Claudio Magris, autore di romanzi come Un altro mare e Alla cieca, raffinato germanista nel Mito absburgico e nell’Anello di Clarisse, è stato anche Senatore della Repubblica nei difficili anni (tra il 1994 e il 1996) segnati dall’avvento del berlusconismo. E gli ultimi libri pubblicati, a partire da quel «minimo manuale di resistenza» che è Livelli di guardia (Garzanti, 2011), esplorano proprio questo “lato civile” della sua scrittura.

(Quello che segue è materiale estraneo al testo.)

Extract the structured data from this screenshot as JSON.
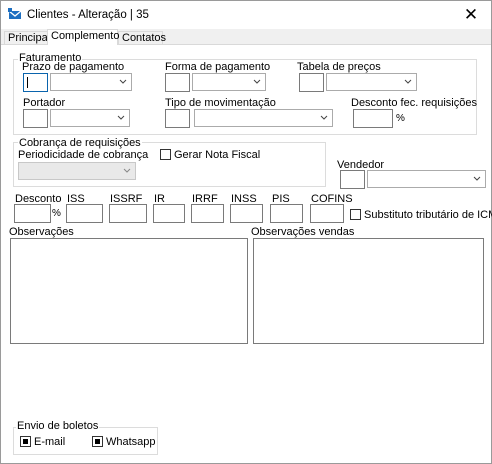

Claudio Magris © Dontworry
Nel volume a quattro mani Letteratura e ideologia (Bompiani, 2012), scritto in un ideale dialogo a distanza con il Premio Nobel Gao Xingjian, Magris riflette sulla natura “politica” della scrittura letteraria (che «entra nella vita, nei pensieri, nei sentimenti della polis», LI, p. 45), da non confondere con alcun rigido disciplinamento ideologico:
Non credo che la letteratura del Novecento sia stata così succube dell’ideologia, come scrive Gao Xingjian. La più grande letteratura del Novecento è stata scritta da ribelli alle regole, da innovatori che hanno frantumato le forme e le strutture della narrativa e della poesia, che si sono confrontati col naufragio di tutta un’epoca e col nulla della vita senza alcun rassicurante parapetto ideologico (LI, pp. 46-47).

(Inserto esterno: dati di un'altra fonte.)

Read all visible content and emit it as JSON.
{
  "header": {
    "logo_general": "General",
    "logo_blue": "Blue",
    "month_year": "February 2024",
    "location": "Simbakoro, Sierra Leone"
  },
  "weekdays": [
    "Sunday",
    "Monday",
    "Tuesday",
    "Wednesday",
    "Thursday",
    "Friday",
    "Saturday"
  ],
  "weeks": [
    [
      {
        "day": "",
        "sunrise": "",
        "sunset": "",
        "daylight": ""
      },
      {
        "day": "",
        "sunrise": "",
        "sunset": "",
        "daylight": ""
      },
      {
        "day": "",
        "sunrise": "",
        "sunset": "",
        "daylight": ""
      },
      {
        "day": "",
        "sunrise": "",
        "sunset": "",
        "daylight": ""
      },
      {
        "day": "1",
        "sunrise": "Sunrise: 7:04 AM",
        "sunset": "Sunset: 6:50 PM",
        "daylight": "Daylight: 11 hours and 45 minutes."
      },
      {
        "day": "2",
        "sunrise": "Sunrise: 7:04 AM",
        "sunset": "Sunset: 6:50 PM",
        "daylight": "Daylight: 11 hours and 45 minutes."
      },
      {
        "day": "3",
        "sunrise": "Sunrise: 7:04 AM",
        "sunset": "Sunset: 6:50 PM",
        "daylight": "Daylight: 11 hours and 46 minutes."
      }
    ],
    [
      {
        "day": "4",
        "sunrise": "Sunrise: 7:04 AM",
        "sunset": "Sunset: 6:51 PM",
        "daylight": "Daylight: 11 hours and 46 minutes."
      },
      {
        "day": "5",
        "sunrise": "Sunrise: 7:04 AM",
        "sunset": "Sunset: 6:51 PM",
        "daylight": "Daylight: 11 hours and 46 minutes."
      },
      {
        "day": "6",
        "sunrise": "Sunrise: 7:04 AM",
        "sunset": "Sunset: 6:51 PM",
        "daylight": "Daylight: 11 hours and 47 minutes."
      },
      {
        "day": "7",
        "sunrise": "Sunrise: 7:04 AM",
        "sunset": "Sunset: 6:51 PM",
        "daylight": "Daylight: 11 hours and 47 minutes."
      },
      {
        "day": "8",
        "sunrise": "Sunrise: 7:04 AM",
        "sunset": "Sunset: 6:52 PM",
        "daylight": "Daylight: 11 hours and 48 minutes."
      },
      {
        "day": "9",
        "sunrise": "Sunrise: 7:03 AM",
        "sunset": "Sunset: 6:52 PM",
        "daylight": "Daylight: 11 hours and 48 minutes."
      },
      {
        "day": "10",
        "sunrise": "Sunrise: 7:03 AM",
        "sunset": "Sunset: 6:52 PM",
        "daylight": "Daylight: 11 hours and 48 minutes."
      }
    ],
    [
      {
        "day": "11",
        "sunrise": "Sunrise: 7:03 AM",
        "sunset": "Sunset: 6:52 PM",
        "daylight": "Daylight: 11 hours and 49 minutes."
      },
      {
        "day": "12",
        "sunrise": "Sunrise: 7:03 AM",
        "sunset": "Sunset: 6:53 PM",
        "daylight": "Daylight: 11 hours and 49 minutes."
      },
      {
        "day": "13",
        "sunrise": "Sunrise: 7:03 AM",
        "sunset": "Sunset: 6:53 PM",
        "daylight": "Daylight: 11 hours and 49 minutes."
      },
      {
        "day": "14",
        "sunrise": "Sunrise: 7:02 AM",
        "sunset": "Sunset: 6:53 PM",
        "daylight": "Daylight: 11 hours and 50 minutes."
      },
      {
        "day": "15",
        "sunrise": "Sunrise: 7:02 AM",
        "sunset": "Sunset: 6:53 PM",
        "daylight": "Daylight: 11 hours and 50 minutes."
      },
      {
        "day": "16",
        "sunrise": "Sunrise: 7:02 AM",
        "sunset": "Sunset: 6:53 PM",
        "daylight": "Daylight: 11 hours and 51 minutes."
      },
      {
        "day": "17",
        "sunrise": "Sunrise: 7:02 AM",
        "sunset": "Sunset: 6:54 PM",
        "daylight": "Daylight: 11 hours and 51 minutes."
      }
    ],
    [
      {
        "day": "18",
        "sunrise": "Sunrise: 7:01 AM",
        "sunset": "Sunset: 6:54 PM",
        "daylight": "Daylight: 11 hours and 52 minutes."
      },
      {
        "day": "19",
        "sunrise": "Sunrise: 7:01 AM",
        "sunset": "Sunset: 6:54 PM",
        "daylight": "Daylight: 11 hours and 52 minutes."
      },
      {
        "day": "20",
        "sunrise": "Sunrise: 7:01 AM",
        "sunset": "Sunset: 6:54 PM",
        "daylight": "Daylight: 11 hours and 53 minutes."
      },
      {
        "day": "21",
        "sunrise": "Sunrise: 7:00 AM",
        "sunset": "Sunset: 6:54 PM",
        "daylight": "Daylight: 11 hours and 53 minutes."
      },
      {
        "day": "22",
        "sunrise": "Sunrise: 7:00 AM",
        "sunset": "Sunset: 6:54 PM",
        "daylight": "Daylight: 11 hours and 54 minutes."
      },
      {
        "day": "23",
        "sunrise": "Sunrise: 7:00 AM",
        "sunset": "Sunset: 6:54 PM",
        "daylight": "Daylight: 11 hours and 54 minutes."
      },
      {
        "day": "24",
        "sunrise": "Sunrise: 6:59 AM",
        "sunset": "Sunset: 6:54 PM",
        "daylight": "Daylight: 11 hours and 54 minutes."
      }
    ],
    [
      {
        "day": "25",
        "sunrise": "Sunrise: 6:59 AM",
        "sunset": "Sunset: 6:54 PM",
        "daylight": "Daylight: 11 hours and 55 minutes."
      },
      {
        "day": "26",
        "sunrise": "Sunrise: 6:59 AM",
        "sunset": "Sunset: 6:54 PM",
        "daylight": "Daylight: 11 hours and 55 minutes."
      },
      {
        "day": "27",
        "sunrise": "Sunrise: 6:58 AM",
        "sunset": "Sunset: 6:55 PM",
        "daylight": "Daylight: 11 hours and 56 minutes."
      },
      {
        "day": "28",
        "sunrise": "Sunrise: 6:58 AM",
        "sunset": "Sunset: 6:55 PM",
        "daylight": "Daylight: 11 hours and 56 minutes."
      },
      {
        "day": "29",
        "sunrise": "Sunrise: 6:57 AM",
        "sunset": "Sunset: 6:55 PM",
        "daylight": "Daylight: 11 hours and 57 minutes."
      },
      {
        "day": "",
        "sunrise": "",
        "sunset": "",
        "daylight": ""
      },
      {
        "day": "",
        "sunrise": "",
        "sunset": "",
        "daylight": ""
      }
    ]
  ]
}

Simili ragioni guidano anche il più lungo e sfaccettato colloquio con un altro Premio Nobel, Mario Vargas Llosa, svoltosi a Lima nel 2009, e pubblicato da Mondadori, sempre nel 2012, con il titolo La letteratura è la mia vendetta. Il confronto della letteratura con la realtà, con i suoi orrori e le sue ingiustizie, sfocia per il narratore in una questione di carattere primariamente stilistico:
Quando ricostruiamo e narriamo storicamente i fatti, la tentata e comunque necessaria ricostruzione della verità, deve obbedire a un ordine, a una razionalità anche linguistica. Quando cerchiamo di raccontare, di immaginare come gli uomini abbiano vissuto la dittatura di Trujillo o il terrore staliniano, lo spaventoso disordine e la spaventosa irrazionalità di quelle vicende devono tradursi, per poter essere davvero capite e comunicate, nel disordine e nell’irrazionalità dello stile e del linguaggio, perché solo in questo modo si può far toccare con mano come gli uomini abbiano vissuto quelle vicende terribili. […] In tutti gli eventi c’è una profonda verità e dunque anche un profondo ordine, che però, per essere colto, deve passare attraverso il delirio (LMV, 16-17).

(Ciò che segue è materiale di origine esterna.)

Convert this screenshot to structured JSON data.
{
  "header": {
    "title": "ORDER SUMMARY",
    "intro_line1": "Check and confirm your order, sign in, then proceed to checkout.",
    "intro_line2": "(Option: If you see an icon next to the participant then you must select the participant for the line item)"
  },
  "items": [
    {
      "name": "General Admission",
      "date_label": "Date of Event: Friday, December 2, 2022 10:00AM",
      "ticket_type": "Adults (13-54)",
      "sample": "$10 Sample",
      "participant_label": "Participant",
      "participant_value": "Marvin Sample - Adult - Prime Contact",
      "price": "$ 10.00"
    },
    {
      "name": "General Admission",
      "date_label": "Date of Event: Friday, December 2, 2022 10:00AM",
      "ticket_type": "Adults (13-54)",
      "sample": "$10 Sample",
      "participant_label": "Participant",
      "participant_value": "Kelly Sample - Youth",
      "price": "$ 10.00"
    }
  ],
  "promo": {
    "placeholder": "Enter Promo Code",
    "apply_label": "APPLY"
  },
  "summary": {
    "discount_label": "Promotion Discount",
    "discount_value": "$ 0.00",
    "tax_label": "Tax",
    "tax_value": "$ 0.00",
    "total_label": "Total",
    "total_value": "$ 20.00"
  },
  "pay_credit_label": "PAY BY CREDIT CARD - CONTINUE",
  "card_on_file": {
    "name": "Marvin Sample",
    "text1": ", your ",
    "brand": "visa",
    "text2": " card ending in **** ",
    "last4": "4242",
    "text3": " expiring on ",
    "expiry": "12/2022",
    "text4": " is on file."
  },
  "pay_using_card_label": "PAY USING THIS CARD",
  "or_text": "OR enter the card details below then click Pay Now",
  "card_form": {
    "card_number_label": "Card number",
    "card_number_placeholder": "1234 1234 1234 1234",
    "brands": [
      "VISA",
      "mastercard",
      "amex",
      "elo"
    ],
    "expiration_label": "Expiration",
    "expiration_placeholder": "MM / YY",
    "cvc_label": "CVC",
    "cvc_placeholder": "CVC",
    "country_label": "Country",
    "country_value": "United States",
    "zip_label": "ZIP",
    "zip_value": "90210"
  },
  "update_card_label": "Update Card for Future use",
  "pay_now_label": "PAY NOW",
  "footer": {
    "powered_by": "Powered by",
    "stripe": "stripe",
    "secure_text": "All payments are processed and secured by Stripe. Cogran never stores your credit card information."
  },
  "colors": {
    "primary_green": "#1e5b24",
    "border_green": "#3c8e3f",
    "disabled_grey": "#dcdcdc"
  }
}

Magris rievoca il lavoro di stesura del romanzo Alla cieca, nel quale «il “cosa” deve essere analogo o identico al “come”» (LMV, p. 18); si sofferma sul ruolo della letteratura, che (citando Vargas Llosa) deve raccontarci la «enfermedad incurable» del mondo attuale (LMV, p. 20), offrendoci infine una ragione di salvezza, anche nella sconfitta, grazie alla sua capacità di farci «sentire, toccare con mano, questa necessità avventurosa di creare ogni volta un mondo nuovo» (LMV, p. 12). In un rovesciamento dello stereotipo romantico dell’artista “ispirato”, Magris assimila infine la scrittura creativa all’impegno etico del freddo legislatore, che, andando spesso contro i propri stessi interessi, sceglie in primo luogo di occuparsi del “bene comune”: «La democrazia, in questo senso, è poetica, è affine all’arte perché capace di mettersi nella pelle degli altri, di sconosciuti cittadini, come nella pelle di Anna Karenina» (LMV, pp. 57-58).
E se nello schiamazzo sempre più confuso di questa campagna elettorale, qualcuno dei nostri candidati fosse riuscito a testimoniare anche solo un barlume di questa sensibilità, forse l’esercizio del voto non ci riuscirebbe una pratica così penosamente “prosastica”.